Marinated Butter Beans

As soon as the sun comes out, THIS is the dish we're making. No cook. No faff. BIG on flavour. The flavours resemble a deconstructed pesto - which you can leave it to do it's thing for as long or as little as you like.
Ideal with crusty bread as a summer appetiser or light lunch.

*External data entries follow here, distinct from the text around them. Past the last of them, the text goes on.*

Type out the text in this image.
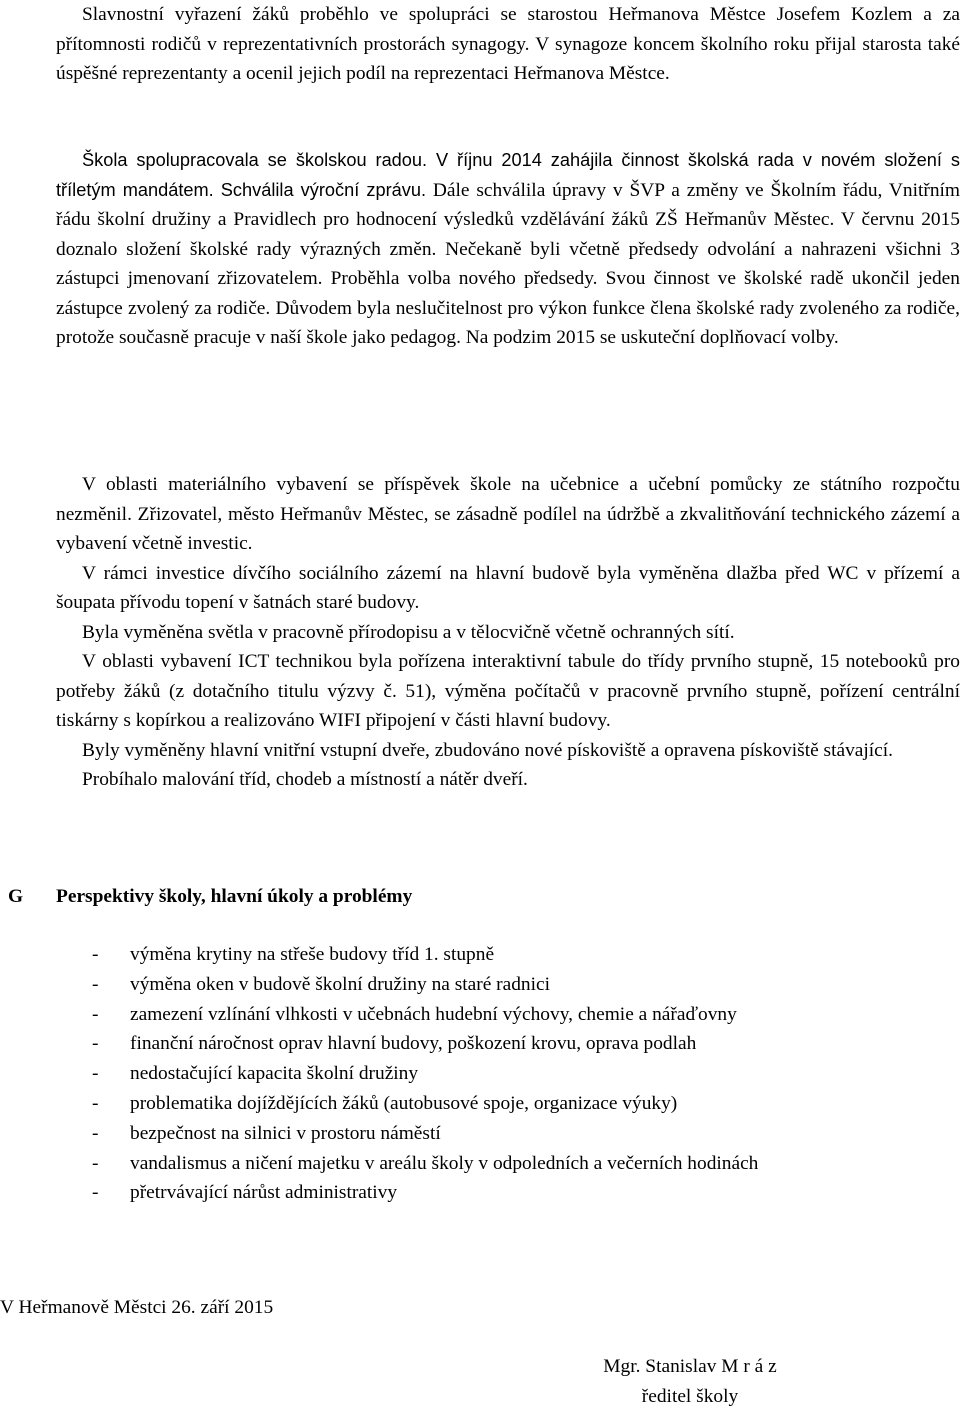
Slavnostní vyřazení žáků proběhlo ve spolupráci se starostou Heřmanova Městce Josefem Kozlem a za přítomnosti rodičů v reprezentativních prostorách synagogy. V synagoze koncem školního roku přijal starosta také úspěšné reprezentanty a ocenil jejich podíl na reprezentaci Heřmanova Městce.

Škola spolupracovala se školskou radou. V říjnu 2014 zahájila činnost školská rada v novém složení s tříletým mandátem. Schválila výroční zprávu. Dále schválila úpravy v ŠVP a změny ve Školním řádu, Vnitřním řádu školní družiny a Pravidlech pro hodnocení výsledků vzdělávání žáků ZŠ Heřmanův Městec. V červnu 2015 doznalo složení školské rady výrazných změn. Nečekaně byli včetně předsedy odvolání a nahrazeni všichni 3 zástupci jmenovaní zřizovatelem. Proběhla volba nového předsedy. Svou činnost ve školské radě ukončil jeden zástupce zvolený za rodiče. Důvodem byla neslučitelnost pro výkon funkce člena školské rady zvoleného za rodiče, protože současně pracuje v naší škole jako pedagog. Na podzim 2015 se uskuteční doplňovací volby.

V oblasti materiálního vybavení se příspěvek škole na učebnice a učební pomůcky ze státního rozpočtu nezměnil. Zřizovatel, město Heřmanův Městec, se zásadně podílel na údržbě a zkvalitňování technického zázemí a vybavení včetně investic.

V rámci investice dívčího sociálního zázemí na hlavní budově byla vyměněna dlažba před WC v přízemí a šoupata přívodu topení v šatnách staré budovy.

Byla vyměněna světla v pracovně přírodopisu a v tělocvičně včetně ochranných sítí.

V oblasti vybavení ICT technikou byla pořízena interaktivní tabule do třídy prvního stupně, 15 notebooků pro potřeby žáků (z dotačního titulu výzvy č. 51), výměna počítačů v pracovně prvního stupně, pořízení centrální tiskárny s kopírkou a realizováno WIFI připojení v části hlavní budovy.

Byly vyměněny hlavní vnitřní vstupní dveře, zbudováno nové pískoviště a opravena pískoviště stávající.

Probíhalo malování tříd, chodeb a místností a nátěr dveří.

G Perspektivy školy, hlavní úkoly a problémy
- výměna krytiny na střeše budovy tříd 1. stupně
- výměna oken v budově školní družiny na staré radnici
- zamezení vzlínání vlhkosti v učebnách hudební výchovy, chemie a nářaďovny
- finanční náročnost oprav hlavní budovy, poškození krovu, oprava podlah
- nedostačující kapacita školní družiny
- problematika dojíždějících žáků (autobusové spoje, organizace výuky)
- bezpečnost na silnici v prostoru náměstí
- vandalismus a ničení majetku v areálu školy v odpoledních a večerních hodinách
- přetrvávající nárůst administrativy
V Heřmanově Městci 26. září 2015
Mgr. Stanislav M r á z
ředitel školy
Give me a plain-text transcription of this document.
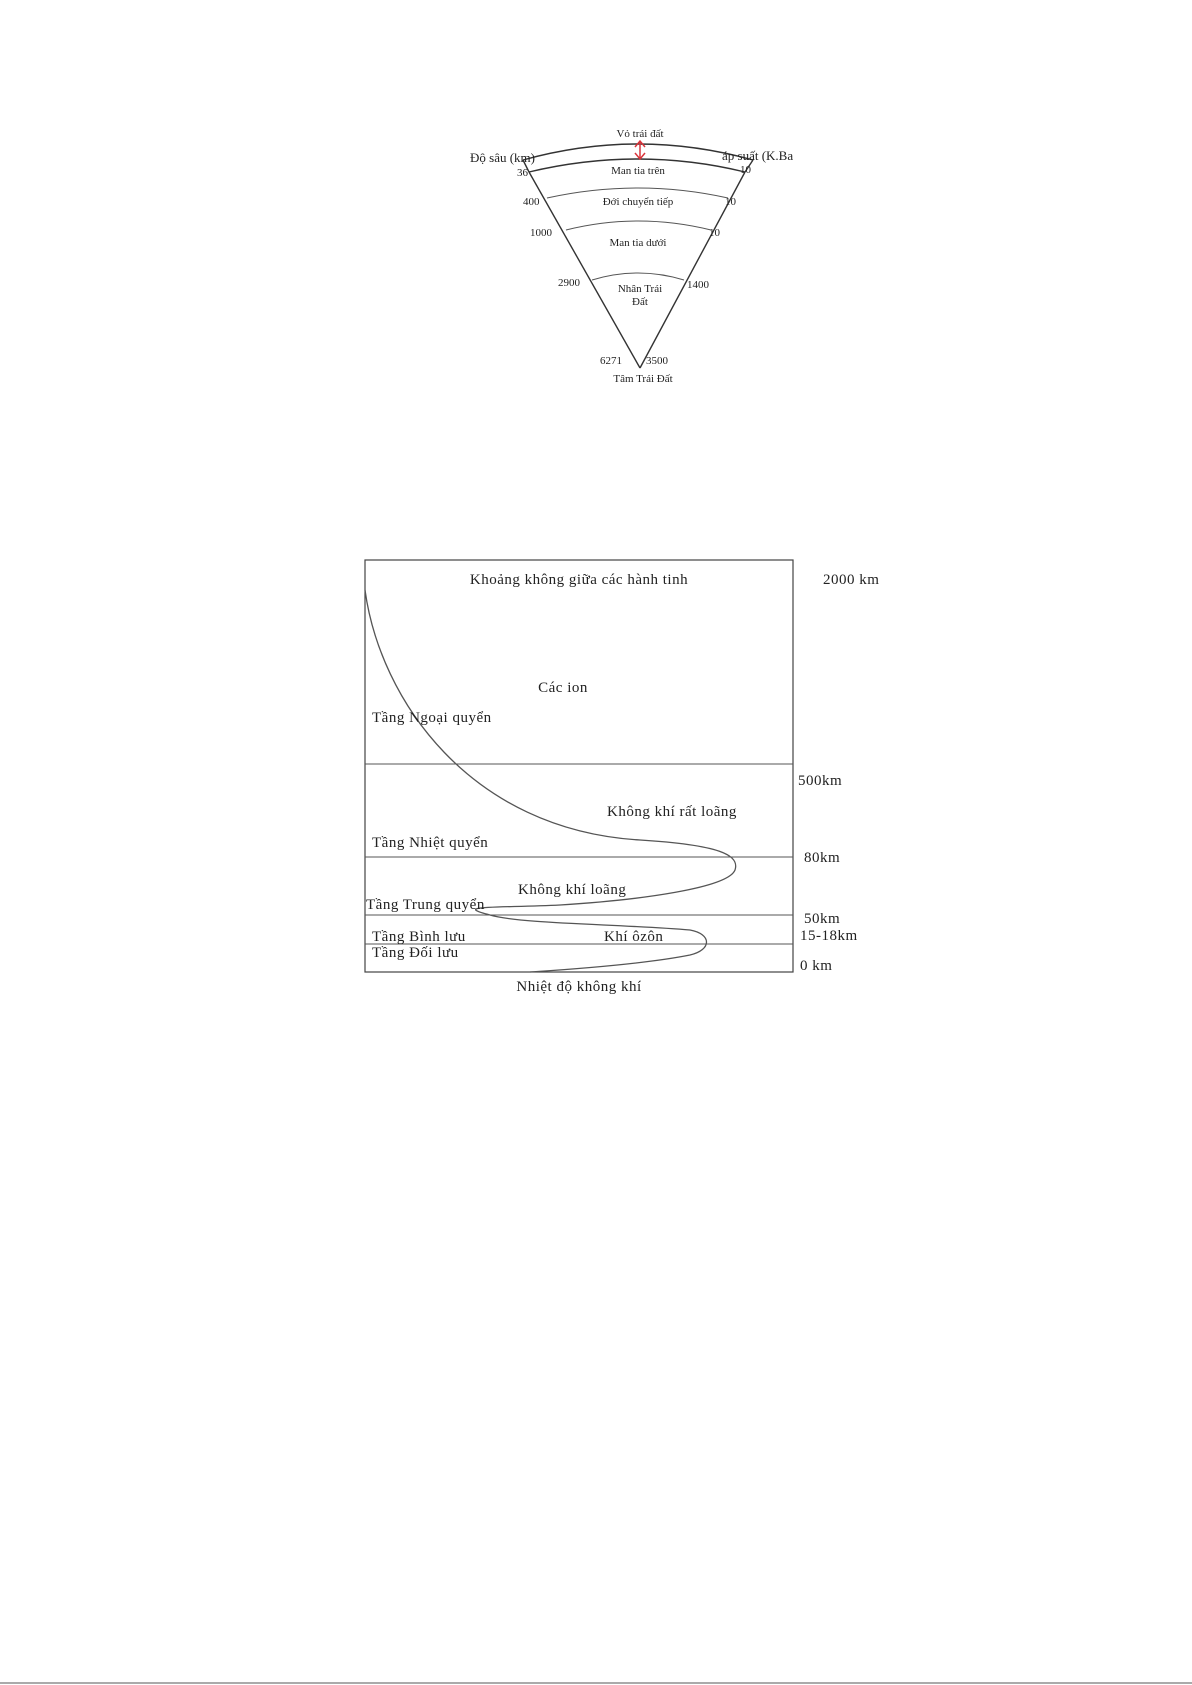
Vỏ trái đất
Độ sâu (km)	áp suất (K.Ba
Man tia trên
Đới chuyển tiếp
Man tia dưới
Nhân Trái
Đất
Tâm Trái Đất
36
400
1000
2900
6271
10
10
10
1400
3500
Khoảng không giữa các hành tinh
Các ion
Tầng Ngoại quyển
Không khí rất loãng
Tầng Nhiệt quyển
Không khí loãng
Tầng Trung quyển
Tầng Bình lưu	Khí ôzôn
Tầng Đối lưu
Nhiệt độ không khí
2000 km
500km
80km
50km
15-18km
0 km
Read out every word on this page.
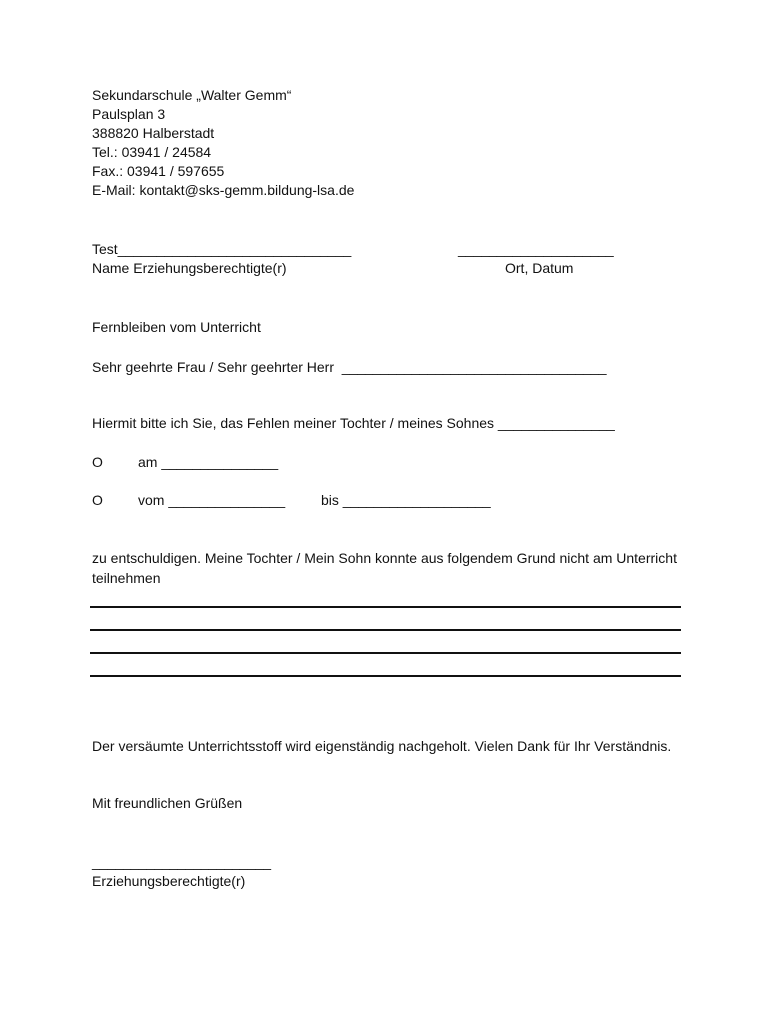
Sekundarschule „Walter Gemm“
Paulsplan 3
388820 Halberstadt
Tel.: 03941 / 24584
Fax.: 03941 / 597655
E-Mail: kontakt@sks-gemm.bildung-lsa.de
Test______________________________
Name Erziehungsberechtigte(r)
____________________
Ort, Datum
Fernbleiben vom Unterricht
Sehr geehrte Frau / Sehr geehrter Herr  __________________________________
Hiermit bitte ich Sie, das Fehlen meiner Tochter / meines Sohnes _______________
O	am _______________
O	vom _______________	bis ___________________
zu entschuldigen. Meine Tochter / Mein Sohn konnte aus folgendem Grund nicht am Unterricht teilnehmen
Der versäumte Unterrichtsstoff wird eigenständig nachgeholt. Vielen Dank für Ihr Verständnis.
Mit freundlichen Grüßen
_______________________
Erziehungsberechtigte(r)
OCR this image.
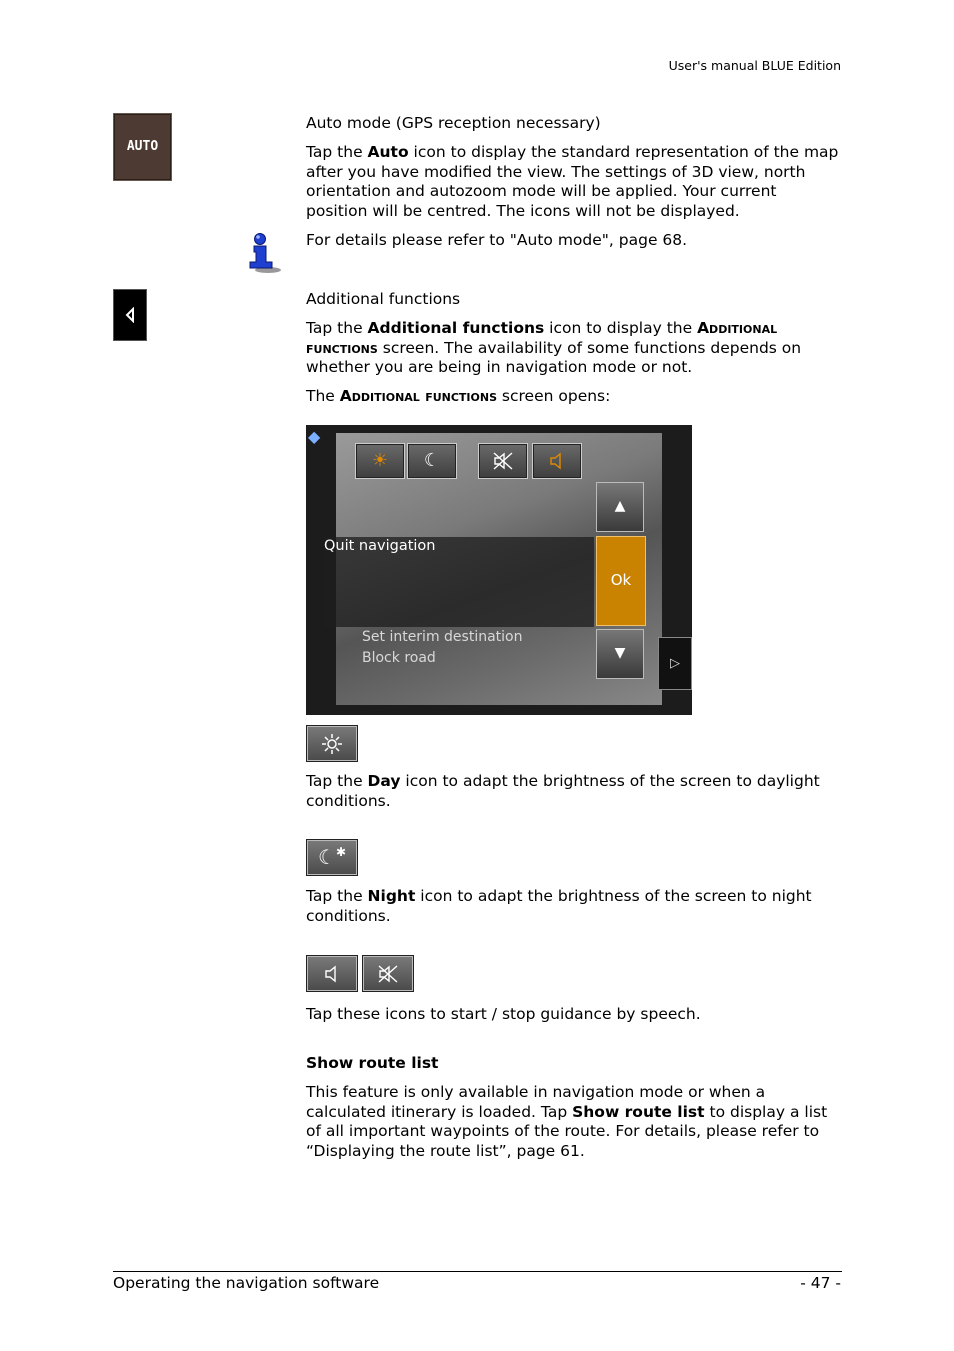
User's manual BLUE Edition
AUTO

Auto mode (GPS reception necessary)

Tap the Auto icon to display the standard representation of the map after you have modified the view. The settings of 3D view, north orientation and autozoom mode will be applied. Your current position will be centred. The icons will not be displayed.

For details please refer to "Auto mode", page 68.

Additional functions

Tap the Additional functions icon to display the Additional functions screen. The availability of some functions depends on whether you are being in navigation mode or not.

The Additional functions screen opens:

◆
☀	☾
▲
Ok
▼
Quit navigation
Set interim destination
Block road	▷

Tap the Day icon to adapt the brightness of the screen to daylight conditions.

☾ ✱

Tap the Night icon to adapt the brightness of the screen to night conditions.

Tap these icons to start / stop guidance by speech.

Show route list

This feature is only available in navigation mode or when a calculated itinerary is loaded. Tap Show route list to display a list of all important waypoints of the route. For details, please refer to “Displaying the route list”, page 61.

Operating the navigation software	- 47 -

Feeds: Feeds 4 as a side/starter
Takes:
Ve*
V
G

Ingredients

1 jar of Queen butter beans, drained

100ml olive oil

1 tbsp white wine vinegar

10g fresh basil, roughly chopped

10g fresh parsley, finely chopped

45g toasted pine nuts

A pinch of chilli flakes of red pepper flakes

Zest + juice of 1 lemon

1 fat garlic glove, finely grated

40g parmesan, grated

A handful of noccerrella olives, or any green olives, roughly chopped (optional)

Crusty bread, to serve

Directions

1

Add the olive oil, vinegar, herbs, lemon zest + juice, garlic, olives, parmesan, pine nuts, chilli flakes and a pinch of salt and cracked black pepper to a mixing bowl or shallow dish and mix well to combine. Tip in the beans and toss well to coat - they’ll soak up all that goodness.

2

Let it sit for 5–10 mins to marinate slightly, then serve with crusty bread as a summer appetiser or light lunch.